I bought a 2009 Holden Astra last Friday. It’s by far the most reckless thing I’ve done this year apart from hitting a Volvo in mum’s car a few weeks ago. She told me she was just glad that I was alive, but her eyes went kind of foggy like she was imagining driving in to visit me in ICU in an undented Forester.
Ok, so let me put this in context. I’ve upgraded from a beat up ’95 Barina that I have died in every summer because it has no air conditioning and no power steering which means I can only do seven point turns that make me even sweatier. The sad thing is that heap of junk was a massive upgrade from my ’84 Corolla where I literally almost died.
I was driving it on a 40+ day with no air-con, and I couldn’t even open my windows because they’d been stuck into place by my brother (not a mechanic) using Gladwrap and Superglue. If I rolled them down I wouldn’t be able to get them back up again, so I would just drive, get to a red light and swing the door open and shut to try and generate some air flow. It was a low point – the window washer boys didn’t even bother asking me for money.

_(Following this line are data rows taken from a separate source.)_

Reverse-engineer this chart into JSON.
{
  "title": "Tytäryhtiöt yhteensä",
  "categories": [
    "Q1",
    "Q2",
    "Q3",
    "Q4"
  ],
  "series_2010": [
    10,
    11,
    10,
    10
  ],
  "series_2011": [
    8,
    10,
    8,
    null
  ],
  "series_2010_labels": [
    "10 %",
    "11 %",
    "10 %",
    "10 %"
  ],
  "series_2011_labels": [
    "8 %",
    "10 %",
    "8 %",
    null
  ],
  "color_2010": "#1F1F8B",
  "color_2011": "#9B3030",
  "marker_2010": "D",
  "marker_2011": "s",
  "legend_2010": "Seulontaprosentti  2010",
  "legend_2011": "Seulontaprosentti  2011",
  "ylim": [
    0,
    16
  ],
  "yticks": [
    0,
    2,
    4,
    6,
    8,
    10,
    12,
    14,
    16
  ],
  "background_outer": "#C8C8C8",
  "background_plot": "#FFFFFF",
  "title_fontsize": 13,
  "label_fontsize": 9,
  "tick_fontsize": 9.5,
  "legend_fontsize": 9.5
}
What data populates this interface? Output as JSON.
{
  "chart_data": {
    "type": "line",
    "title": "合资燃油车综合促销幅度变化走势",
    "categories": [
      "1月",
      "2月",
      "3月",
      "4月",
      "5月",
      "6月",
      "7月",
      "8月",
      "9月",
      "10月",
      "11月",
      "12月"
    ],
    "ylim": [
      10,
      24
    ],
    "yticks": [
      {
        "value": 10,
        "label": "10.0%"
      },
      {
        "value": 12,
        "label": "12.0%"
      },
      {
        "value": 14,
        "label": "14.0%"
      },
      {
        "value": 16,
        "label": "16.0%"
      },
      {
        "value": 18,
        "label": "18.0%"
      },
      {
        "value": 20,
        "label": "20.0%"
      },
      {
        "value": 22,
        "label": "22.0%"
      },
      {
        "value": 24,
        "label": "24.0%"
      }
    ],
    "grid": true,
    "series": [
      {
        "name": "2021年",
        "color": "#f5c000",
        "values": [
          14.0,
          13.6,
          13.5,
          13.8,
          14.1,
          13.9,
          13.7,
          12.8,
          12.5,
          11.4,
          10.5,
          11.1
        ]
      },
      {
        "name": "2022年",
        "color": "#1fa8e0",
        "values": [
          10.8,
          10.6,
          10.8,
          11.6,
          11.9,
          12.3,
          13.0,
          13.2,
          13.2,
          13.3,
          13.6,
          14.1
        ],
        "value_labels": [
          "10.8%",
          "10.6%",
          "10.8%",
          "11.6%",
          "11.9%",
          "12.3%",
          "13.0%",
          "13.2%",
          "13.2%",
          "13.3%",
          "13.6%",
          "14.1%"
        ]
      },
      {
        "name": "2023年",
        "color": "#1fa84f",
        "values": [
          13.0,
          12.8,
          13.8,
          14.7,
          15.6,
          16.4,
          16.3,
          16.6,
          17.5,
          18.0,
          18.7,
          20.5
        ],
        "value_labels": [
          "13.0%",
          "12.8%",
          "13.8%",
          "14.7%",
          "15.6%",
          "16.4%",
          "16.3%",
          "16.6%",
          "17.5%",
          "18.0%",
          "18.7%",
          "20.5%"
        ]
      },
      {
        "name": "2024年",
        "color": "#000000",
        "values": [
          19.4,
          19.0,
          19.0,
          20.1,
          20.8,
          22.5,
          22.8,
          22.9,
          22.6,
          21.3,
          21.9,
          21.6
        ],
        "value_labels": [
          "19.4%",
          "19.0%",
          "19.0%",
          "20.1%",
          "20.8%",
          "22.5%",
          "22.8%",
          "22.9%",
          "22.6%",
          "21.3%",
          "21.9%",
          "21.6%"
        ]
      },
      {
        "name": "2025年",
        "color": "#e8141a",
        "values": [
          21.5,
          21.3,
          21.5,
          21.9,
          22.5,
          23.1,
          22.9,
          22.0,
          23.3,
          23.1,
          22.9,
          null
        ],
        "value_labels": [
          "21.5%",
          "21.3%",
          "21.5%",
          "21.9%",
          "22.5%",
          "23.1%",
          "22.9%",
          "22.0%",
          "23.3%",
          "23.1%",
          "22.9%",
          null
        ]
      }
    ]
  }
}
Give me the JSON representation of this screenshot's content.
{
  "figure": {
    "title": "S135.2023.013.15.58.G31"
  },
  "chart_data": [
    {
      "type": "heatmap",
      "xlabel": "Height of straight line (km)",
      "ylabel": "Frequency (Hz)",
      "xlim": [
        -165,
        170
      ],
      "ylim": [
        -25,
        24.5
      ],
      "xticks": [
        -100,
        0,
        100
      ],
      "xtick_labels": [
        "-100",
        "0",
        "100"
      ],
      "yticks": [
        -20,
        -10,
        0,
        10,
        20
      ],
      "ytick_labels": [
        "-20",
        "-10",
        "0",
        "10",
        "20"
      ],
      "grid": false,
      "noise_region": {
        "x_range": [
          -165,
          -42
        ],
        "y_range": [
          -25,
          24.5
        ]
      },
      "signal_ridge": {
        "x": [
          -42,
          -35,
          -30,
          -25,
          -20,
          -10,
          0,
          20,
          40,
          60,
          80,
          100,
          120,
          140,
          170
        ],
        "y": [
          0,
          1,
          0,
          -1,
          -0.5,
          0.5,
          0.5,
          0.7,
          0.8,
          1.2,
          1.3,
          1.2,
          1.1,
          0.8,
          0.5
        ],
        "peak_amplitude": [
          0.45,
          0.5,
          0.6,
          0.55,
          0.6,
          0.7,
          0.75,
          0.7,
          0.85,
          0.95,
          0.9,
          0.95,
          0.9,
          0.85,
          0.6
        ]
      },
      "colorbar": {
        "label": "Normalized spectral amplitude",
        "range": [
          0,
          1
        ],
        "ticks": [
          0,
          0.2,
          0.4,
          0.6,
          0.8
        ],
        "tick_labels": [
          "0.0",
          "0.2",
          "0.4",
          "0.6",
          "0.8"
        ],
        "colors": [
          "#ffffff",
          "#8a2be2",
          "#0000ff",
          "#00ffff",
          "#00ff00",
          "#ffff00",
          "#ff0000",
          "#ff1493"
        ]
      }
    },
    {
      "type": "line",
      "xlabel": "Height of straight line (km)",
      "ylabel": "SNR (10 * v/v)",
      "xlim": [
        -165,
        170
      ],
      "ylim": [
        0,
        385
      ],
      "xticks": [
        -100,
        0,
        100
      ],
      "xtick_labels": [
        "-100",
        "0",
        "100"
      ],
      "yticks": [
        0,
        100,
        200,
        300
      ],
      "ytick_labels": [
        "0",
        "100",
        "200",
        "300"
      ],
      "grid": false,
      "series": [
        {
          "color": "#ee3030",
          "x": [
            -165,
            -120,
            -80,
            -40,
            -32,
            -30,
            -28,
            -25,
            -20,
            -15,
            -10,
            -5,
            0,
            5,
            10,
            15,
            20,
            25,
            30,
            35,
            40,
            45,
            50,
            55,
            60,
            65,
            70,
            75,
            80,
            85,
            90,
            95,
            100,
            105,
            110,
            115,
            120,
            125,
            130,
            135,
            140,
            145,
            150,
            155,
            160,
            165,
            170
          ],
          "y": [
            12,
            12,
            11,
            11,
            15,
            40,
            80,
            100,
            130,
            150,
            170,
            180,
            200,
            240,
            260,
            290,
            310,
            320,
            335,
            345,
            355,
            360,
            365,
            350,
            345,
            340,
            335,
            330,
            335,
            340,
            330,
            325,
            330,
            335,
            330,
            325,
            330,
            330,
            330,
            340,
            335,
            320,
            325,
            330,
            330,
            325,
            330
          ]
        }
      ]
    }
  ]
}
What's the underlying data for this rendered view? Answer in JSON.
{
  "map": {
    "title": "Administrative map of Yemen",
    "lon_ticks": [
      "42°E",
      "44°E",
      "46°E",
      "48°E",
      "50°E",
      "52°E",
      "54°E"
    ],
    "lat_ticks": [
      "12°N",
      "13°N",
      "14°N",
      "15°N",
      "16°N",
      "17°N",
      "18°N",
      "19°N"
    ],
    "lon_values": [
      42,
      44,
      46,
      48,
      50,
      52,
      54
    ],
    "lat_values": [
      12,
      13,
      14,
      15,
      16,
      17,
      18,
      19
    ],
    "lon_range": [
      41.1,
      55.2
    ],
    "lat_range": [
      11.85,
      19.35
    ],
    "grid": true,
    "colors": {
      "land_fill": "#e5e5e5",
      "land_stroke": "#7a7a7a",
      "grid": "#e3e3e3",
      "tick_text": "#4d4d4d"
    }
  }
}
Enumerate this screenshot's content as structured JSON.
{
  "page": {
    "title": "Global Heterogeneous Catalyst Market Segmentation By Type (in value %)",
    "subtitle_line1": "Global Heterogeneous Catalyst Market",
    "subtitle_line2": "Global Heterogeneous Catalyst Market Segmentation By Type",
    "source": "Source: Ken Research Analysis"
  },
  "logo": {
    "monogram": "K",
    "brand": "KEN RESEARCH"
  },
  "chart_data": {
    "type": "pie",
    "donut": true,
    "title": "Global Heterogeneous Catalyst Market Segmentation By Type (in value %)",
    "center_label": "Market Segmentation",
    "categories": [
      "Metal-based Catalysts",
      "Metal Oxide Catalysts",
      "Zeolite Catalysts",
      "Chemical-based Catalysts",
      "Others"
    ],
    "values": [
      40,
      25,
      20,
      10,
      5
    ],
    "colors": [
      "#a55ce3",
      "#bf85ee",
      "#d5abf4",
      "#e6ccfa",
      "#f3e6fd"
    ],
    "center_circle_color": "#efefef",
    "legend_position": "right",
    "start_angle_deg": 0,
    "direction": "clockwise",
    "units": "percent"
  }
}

I distinctly remember, though, driving down Morrison Road and suddenly going – I’m the frog in the pot. I’m the frog in the frigging pot – GET ME OUT!!!
I screeched off to the side and just sat on the bonnet for a while, and when people looked like they might stop to help I motioned them on because I didn’t want to explain to them that my car was being held together with the stuff you use to wrap sandwiches.
That car didn’t know how to say when, until two years later when I forgot to top up the oil and it said when quite loudly. It just kind of just self imploded, shuddered a few times and gurgled what sounded like ‘it’s been a pleasure’ before it flat-lined.
The worst part of the whole ordeal – worse than blowing up my car – was taking it to Pete, our mechanic, to see if anything could be done. Pete doesn’t realise that a car is an inanimate object which means he gets personally offended when you damage yours. I was like, brother that thing’s done over 400 000 kms – think of it as a mercy killing. I was not going to apologise to him because I was the one whose car had blown up, but I went along with everything he said even when he used the word ‘reckless.’ I just kept on saying yes, no, reckless, negligent, sinful, homicidal etc until his temperature gauge came down.
But my car!! I don’t belong in it – it’s way too nice. When I got it home I opened a bottle of white wine (there was no champagne) and poured some over it which made no sense at all but felt quite celebratory. I quickly washed it off cos my car smelt like a big bottle of Evans & Tate. I was hoping that my Yemen-bound sister would join me as a break from packing her bags but she wasn’t interested in my first world concerns so it ended up being just me pouring wine on a car. It looked some kind of weird pagan baptism, so I took it back in and did what people in Maida Vale do with wine early afternoon. No shame in that – bottle was already open.